Cambodian, Vietnamese, Laos, Chinese, Japanese, Korean, Indian, Pakistani, Bangladeshi, Samoan, Thai. Each of these ethnicities fit neatly inside the media box titled “other.” With Asian-Americans being the fastest growing demographic in the US according to the New Census Bureau, Elizabeth OuYang believes its time for the media to acknowledge members of the Asian American community as engaged and responsive viewers.

“The media has consistently portrayed the Asian American as a foreigner, a constant ‘yellow peril,’” says OuYang, a seasoned civil rights attorney and adjunct professor at NYU’s department of Social and Cultural Analysis and Columbia University’s Center for the Studies of Ethnicity and Race. “Its not the conflict that the media usually likes to cover and as a result, Asian Americans are often neglected and not seen.”

OuYang’s personal experience as an attorney has frequently brought her in contact with the media — that is, when there’s a conflict involved. As President of the New York chapter of the Organization for Chinese Americans, OuYang was called upon when Chinatown resident Private Danny Chen was found dead in Afghanistan in 2011 and racial discrimination appeared to be a factor. She was again brought in as the attorney of Mohammed Hussain, a New York EMT, as his 11-year deportation struggle came to an end.
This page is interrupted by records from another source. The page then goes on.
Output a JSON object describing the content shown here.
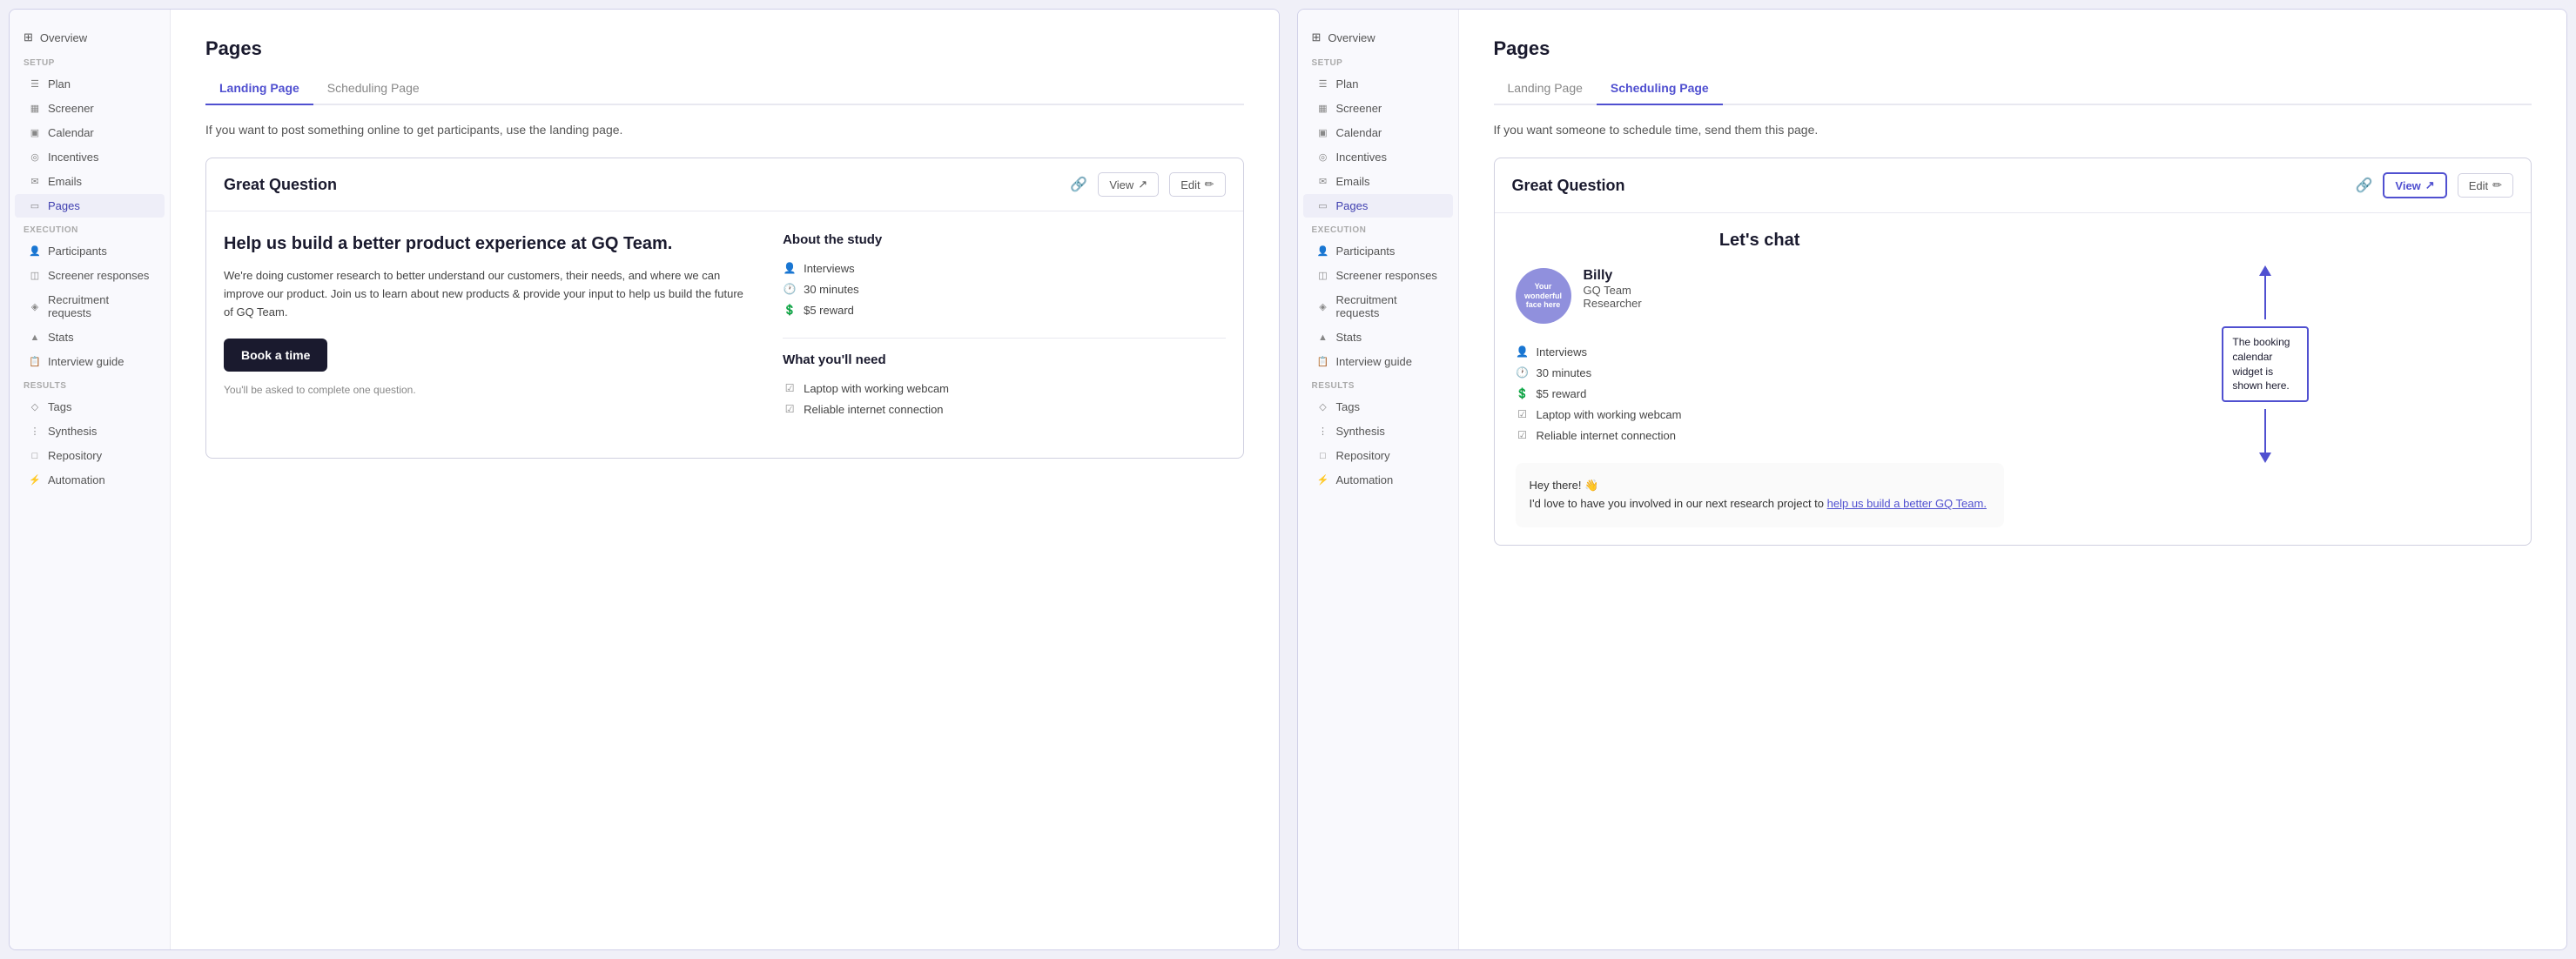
{
  "panels": [
    {
      "id": "landing-panel",
      "sidebar": {
        "overview": "Overview",
        "sections": [
          {
            "label": "Setup",
            "items": [
              {
                "icon": "plan-icon",
                "label": "Plan",
                "active": false
              },
              {
                "icon": "screener-icon",
                "label": "Screener",
                "active": false
              },
              {
                "icon": "calendar-icon",
                "label": "Calendar",
                "active": false
              },
              {
                "icon": "incentives-icon",
                "label": "Incentives",
                "active": false
              },
              {
                "icon": "emails-icon",
                "label": "Emails",
                "active": false
              },
              {
                "icon": "pages-icon",
                "label": "Pages",
                "active": true
              }
            ]
          },
          {
            "label": "Execution",
            "items": [
              {
                "icon": "participants-icon",
                "label": "Participants",
                "active": false
              },
              {
                "icon": "screener-responses-icon",
                "label": "Screener responses",
                "active": false
              },
              {
                "icon": "recruitment-icon",
                "label": "Recruitment requests",
                "active": false
              },
              {
                "icon": "stats-icon",
                "label": "Stats",
                "active": false
              },
              {
                "icon": "interview-guide-icon",
                "label": "Interview guide",
                "active": false
              }
            ]
          },
          {
            "label": "Results",
            "items": [
              {
                "icon": "tags-icon",
                "label": "Tags",
                "active": false
              },
              {
                "icon": "synthesis-icon",
                "label": "Synthesis",
                "active": false
              },
              {
                "icon": "repository-icon",
                "label": "Repository",
                "active": false
              }
            ]
          },
          {
            "label": "",
            "items": [
              {
                "icon": "automation-icon",
                "label": "Automation",
                "active": false
              }
            ]
          }
        ]
      },
      "main": {
        "title": "Pages",
        "tabs": [
          {
            "label": "Landing Page",
            "active": true
          },
          {
            "label": "Scheduling Page",
            "active": false
          }
        ],
        "description": "If you want to post something online to get participants, use the landing page.",
        "card": {
          "logo": "Great Question",
          "actions": {
            "link_icon": "🔗",
            "view_label": "View",
            "edit_label": "Edit"
          },
          "headline": "Help us build a better product experience at GQ Team.",
          "body": "We're doing customer research to better understand our customers, their needs, and where we can improve our product. Join us to learn about new products & provide your input to help us build the future of GQ Team.",
          "book_btn": "Book a time",
          "footer_text": "You'll be asked to complete one question.",
          "about_title": "About the study",
          "about_items": [
            {
              "icon": "person-icon",
              "label": "Interviews"
            },
            {
              "icon": "clock-icon",
              "label": "30 minutes"
            },
            {
              "icon": "dollar-icon",
              "label": "$5 reward"
            }
          ],
          "needs_title": "What you'll need",
          "needs_items": [
            {
              "icon": "check-icon",
              "label": "Laptop with working webcam"
            },
            {
              "icon": "check-icon",
              "label": "Reliable internet connection"
            }
          ]
        }
      }
    },
    {
      "id": "scheduling-panel",
      "sidebar": {
        "overview": "Overview",
        "sections": [
          {
            "label": "Setup",
            "items": [
              {
                "icon": "plan-icon",
                "label": "Plan",
                "active": false
              },
              {
                "icon": "screener-icon",
                "label": "Screener",
                "active": false
              },
              {
                "icon": "calendar-icon",
                "label": "Calendar",
                "active": false
              },
              {
                "icon": "incentives-icon",
                "label": "Incentives",
                "active": false
              },
              {
                "icon": "emails-icon",
                "label": "Emails",
                "active": false
              },
              {
                "icon": "pages-icon",
                "label": "Pages",
                "active": true
              }
            ]
          },
          {
            "label": "Execution",
            "items": [
              {
                "icon": "participants-icon",
                "label": "Participants",
                "active": false
              },
              {
                "icon": "screener-responses-icon",
                "label": "Screener responses",
                "active": false
              },
              {
                "icon": "recruitment-icon",
                "label": "Recruitment requests",
                "active": false
              },
              {
                "icon": "stats-icon",
                "label": "Stats",
                "active": false
              },
              {
                "icon": "interview-guide-icon",
                "label": "Interview guide",
                "active": false
              }
            ]
          },
          {
            "label": "Results",
            "items": [
              {
                "icon": "tags-icon",
                "label": "Tags",
                "active": false
              },
              {
                "icon": "synthesis-icon",
                "label": "Synthesis",
                "active": false
              },
              {
                "icon": "repository-icon",
                "label": "Repository",
                "active": false
              }
            ]
          },
          {
            "label": "",
            "items": [
              {
                "icon": "automation-icon",
                "label": "Automation",
                "active": false
              }
            ]
          }
        ]
      },
      "main": {
        "title": "Pages",
        "tabs": [
          {
            "label": "Landing Page",
            "active": false
          },
          {
            "label": "Scheduling Page",
            "active": true
          }
        ],
        "description": "If you want someone to schedule time, send them this page.",
        "card": {
          "logo": "Great Question",
          "actions": {
            "link_icon": "🔗",
            "view_label": "View",
            "edit_label": "Edit"
          },
          "lets_chat": "Let's chat",
          "avatar_text": "Your wonderful face here",
          "researcher_name": "Billy",
          "researcher_team": "GQ Team",
          "researcher_role": "Researcher",
          "about_items": [
            {
              "icon": "person-icon",
              "label": "Interviews"
            },
            {
              "icon": "clock-icon",
              "label": "30 minutes"
            },
            {
              "icon": "dollar-icon",
              "label": "$5 reward"
            },
            {
              "icon": "check-icon",
              "label": "Laptop with working webcam"
            },
            {
              "icon": "check-icon",
              "label": "Reliable internet connection"
            }
          ],
          "chat_text_1": "Hey there! 👋",
          "chat_text_2": "I'd love to have you involved in our next research project to",
          "chat_link": "help us build a better GQ Team.",
          "annotation": "The booking calendar widget is shown here.",
          "annotation_arrow_label": "↑↓"
        }
      }
    }
  ]
}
“A little girl loses control or loses hold of her grandma’s hand when she’s crossing the street. It’s all incidents. We are never featured.” But progress has been made. ABC’s new series Fresh Off the Boat, based off the book by Eddie Huang features what OuYang believes is most needed in mainstream media — Asian Americans living ordinary lives. While the series is not perfect — OuYang believes it should only be viewed as a representation of some members of the Asian American community, not all — it has made significant ground where other forms of media have not.

“We aren’t a part of the spectrum,” OuYang says. “When the media talks about the immigration debate, it is looked at as a Latino issue. Its very much an Asian American issue as well. Whether this is for simplicity purposes or not, the media tends to paint things as monolithic rather than showing the plurality of the situation.”
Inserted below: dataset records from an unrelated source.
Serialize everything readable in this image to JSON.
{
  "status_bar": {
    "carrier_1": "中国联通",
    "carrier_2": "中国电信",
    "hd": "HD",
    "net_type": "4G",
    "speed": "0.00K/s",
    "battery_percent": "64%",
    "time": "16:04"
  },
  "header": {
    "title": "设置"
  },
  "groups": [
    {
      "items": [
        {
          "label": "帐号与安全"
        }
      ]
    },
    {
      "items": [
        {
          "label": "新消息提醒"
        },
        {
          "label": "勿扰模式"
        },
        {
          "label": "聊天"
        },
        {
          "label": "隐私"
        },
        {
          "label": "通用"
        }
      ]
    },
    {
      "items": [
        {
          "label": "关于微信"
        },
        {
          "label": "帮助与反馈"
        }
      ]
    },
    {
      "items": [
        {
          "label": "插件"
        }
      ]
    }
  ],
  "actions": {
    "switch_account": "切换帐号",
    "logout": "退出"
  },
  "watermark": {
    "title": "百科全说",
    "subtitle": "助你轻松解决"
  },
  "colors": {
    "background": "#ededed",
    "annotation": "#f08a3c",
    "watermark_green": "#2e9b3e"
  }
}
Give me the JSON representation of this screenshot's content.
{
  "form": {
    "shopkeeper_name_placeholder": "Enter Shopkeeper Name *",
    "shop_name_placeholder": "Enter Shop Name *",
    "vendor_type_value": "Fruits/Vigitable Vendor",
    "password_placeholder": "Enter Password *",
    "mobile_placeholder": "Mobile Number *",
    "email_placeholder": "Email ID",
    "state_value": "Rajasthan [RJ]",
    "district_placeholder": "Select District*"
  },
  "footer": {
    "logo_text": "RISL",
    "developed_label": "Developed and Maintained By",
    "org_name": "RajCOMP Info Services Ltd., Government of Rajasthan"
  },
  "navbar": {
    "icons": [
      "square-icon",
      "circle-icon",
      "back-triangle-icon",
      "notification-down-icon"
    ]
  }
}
The solution to the invisibility is quite simple according to OuYang. The first step is to recognize Asian Americans as members of society. “It’s important to remember that we’re American too. That’s why we want more programming. So people realize that Asian Americans are just like whites, blacks, hispanics, etc. We have all different types of people in our community. All different professions and stories. It’s not just one universal story.”

OuYang believes many media outlets are missing out on these stories because they don’t bother to seek out the monolingual communities or employ the use of interpreters. To make up for media losses, OuYang and other members of the Organization for Chinese Americans are setting up a phone bank prior to the special election in two weeks to ensure that these monolingual communities are being reached out to and that their voices are being heard.

“Show that we’re a priority,” OuYang says is key to bringing visibility to Asian Americans. “We’re part of society too.”